I recently re-watched just one episode of the hit How to Get Away with Murder, and I could barely keep count of the ethical violations. First, Annalise Keating, a criminal defence lawyer and law professor who hires her students to assist in her practice, accepted a client accused of murder because she believed her own husband actually committed the crime.  She buried evidence that implicated her husband even though she needed to link him to the murder to exonerate her client. In a side plot, Keating lied to another client about a plea bargain in order to obtain information from her then withdrew, leaving the vulnerable client unrepresented. Throughout, Keating had an affair with a police officer investigating her cases. Meanwhile, one of her students dated the client accused of murder.

The very premise of another TV drama, Suits, is an ethical violation: the unauthorized practice of law. Suits follows a brilliant young burnout with no law degree or licence to practise who talks his way into an associate position at a New York firm; the series revolves around how he and the partner who hired him struggle to keep his secret. The lawyers on Suits also disregard client instructions; interview represented adverse parties; misrepresent facts and threaten extortion in negotiations; impersonate other lawyers; and accept cases despite obvious conflicts of interest.

I like to think that these shows are so obviously far-fetched that viewers don’t confuse the characters’ ethical standards with ours as real-life lawyers. But the number of friends who have asked me if being an associate at a Bay Street firm is anything like Suits makes me worry.

Gavin: The only current TV lawyer I follow is Saul Goodman, the protagonist in Better Call Saul, a spinoff of Breaking Bad, in which Saul was a secondary character. He helps clients launder money and hire hit men.

Most other lawyer shows I’ve watched over the years have featured lawyers who are more ethical, and more inspiring. Horace Rumpole, of Rumpole of the Bailey, was highly principled, a tireless defender of the presumption of innocence, which he invariably referred to as “the Golden Thread of British Justice”. It would have been unthinkable for John Kavanagh, of Kavanagh Q.C. (the most realistic lawyer show I’ve seen) to mislead the court or another barrister. The father and son team of the 1960’s U.S. drama The Defenders were in the same mold: competent, committed, and selfless.

Perry Mason was a more complicated case. The plot was always the same with Perry Mason preventing a wrongful conviction every Friday evening at nine o’clock, and proving that someone else committed the crime with a last-minute confession in the courtroom.

I’m sure I am one of many who got the idea that it would be admirable and exciting to be a courtroom lawyer because of Perry Mason. He wasn’t always ethical, though.

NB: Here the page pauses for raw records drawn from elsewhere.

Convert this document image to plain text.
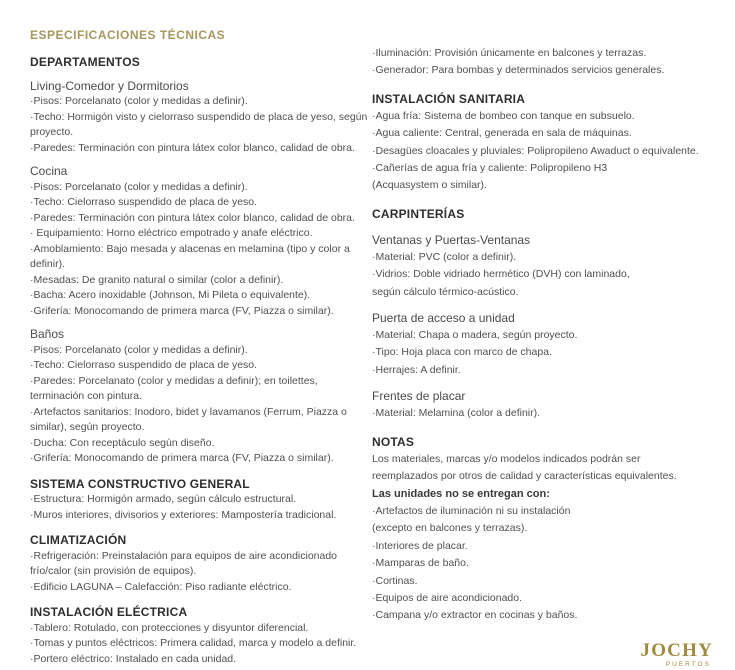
ESPECIFICACIONES TÉCNICAS
DEPARTAMENTOS
Living-Comedor y Dormitorios
·Pisos: Porcelanato (color y medidas a definir).
·Techo: Hormigón visto y cielorraso suspendido de placa de yeso, según proyecto.
·Paredes: Terminación con pintura látex color blanco, calidad de obra.
Cocina
·Pisos: Porcelanato (color y medidas a definir).
·Techo: Cielorraso suspendido de placa de yeso.
·Paredes: Terminación con pintura látex color blanco, calidad de obra.
· Equipamiento: Horno eléctrico empotrado y anafe eléctrico.
·Amoblamiento: Bajo mesada y alacenas en melamina (tipo y color a definir).
·Mesadas: De granito natural o similar (color a definir).
·Bacha: Acero inoxidable (Johnson, Mi Pileta o equivalente).
·Grifería: Monocomando de primera marca (FV, Piazza o similar).
Baños
·Pisos: Porcelanato (color y medidas a definir).
·Techo: Cielorraso suspendido de placa de yeso.
·Paredes: Porcelanato (color y medidas a definir); en toilettes, terminación con pintura.
·Artefactos sanitarios: Inodoro, bidet y lavamanos (Ferrum, Piazza o similar), según proyecto.
·Ducha: Con receptáculo según diseño.
·Grifería: Monocomando de primera marca (FV, Piazza o similar).
SISTEMA CONSTRUCTIVO GENERAL
·Estructura: Hormigón armado, según cálculo estructural.
·Muros interiores, divisorios y exteriores: Mampostería tradicional.
CLIMATIZACIÓN
·Refrigeración: Preinstalación para equipos de aire acondicionado frío/calor (sin provisión de equipos).
·Edificio LAGUNA – Calefacción: Piso radiante eléctrico.
INSTALACIÓN ELÉCTRICA
·Tablero: Rotulado, con protecciones y disyuntor diferencial.
·Tomas y puntos eléctricos: Primera calidad, marca y modelo a definir.
·Portero eléctrico: Instalado en cada unidad.
·Iluminación: Provisión únicamente en balcones y terrazas.
·Generador: Para bombas y determinados servicios generales.
INSTALACIÓN SANITARIA
·Agua fría: Sistema de bombeo con tanque en subsuelo.
·Agua caliente: Central, generada en sala de máquinas.
·Desagües cloacales y pluviales: Polipropileno Awaduct o equivalente.
·Cañerías de agua fría y caliente: Polipropileno H3
(Acquasystem o similar).
CARPINTERÍAS
Ventanas y Puertas-Ventanas
·Material: PVC (color a definir).
·Vidrios: Doble vidriado hermético (DVH) con laminado,
según cálculo térmico-acústico.
Puerta de acceso a unidad
·Material: Chapa o madera, según proyecto.
·Tipo: Hoja placa con marco de chapa.
·Herrajes: A definir.
Frentes de placar
·Material: Melamina (color a definir).
NOTAS
Los materiales, marcas y/o modelos indicados podrán ser
reemplazados por otros de calidad y características equivalentes.
Las unidades no se entregan con:
·Artefactos de iluminación ni su instalación
(excepto en balcones y terrazas).
·Interiores de placar.
·Mamparas de baño.
·Cortinas.
·Equipos de aire acondicionado.
·Campana y/o extractor en cocinas y baños.
JOCHY
PUERTOS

Perry wouldn’t hesitate to conceal evidence, or put his staff up to deceptions or even breaking and entering. Perry had no compunction about bending what in those days they called the canons of ethics when to do so was in furtherance of the noble cause of acquitting his innocent clients. The hapless D.A. who prosecuted 250 innocent people over nine seasons was more ethical than Perry; he never concealed evidence or misled the court. The accused always seemed guilty for the first 55 minutes of the show.

Brooke:  I have actually been pleasantly surprised with how The Good Wife has depicted ethical dilemmas and the consequences for breaches of ethical rules. A recent episode depicted litigators debating whether they should disclose an embarrassing but potentially relevant document in civil proceedings; the most senior lawyer decided they should withhold it, and his junior was later held in contempt and fined after the opposing party obtained the document anyway.

Debating the rules of professional conduct might not be all that interesting to TV audiences. But given that shows will portray lawyers behaving badly, it is at least a positive development that those characters sometimes face repercussions for not meeting ethical standards.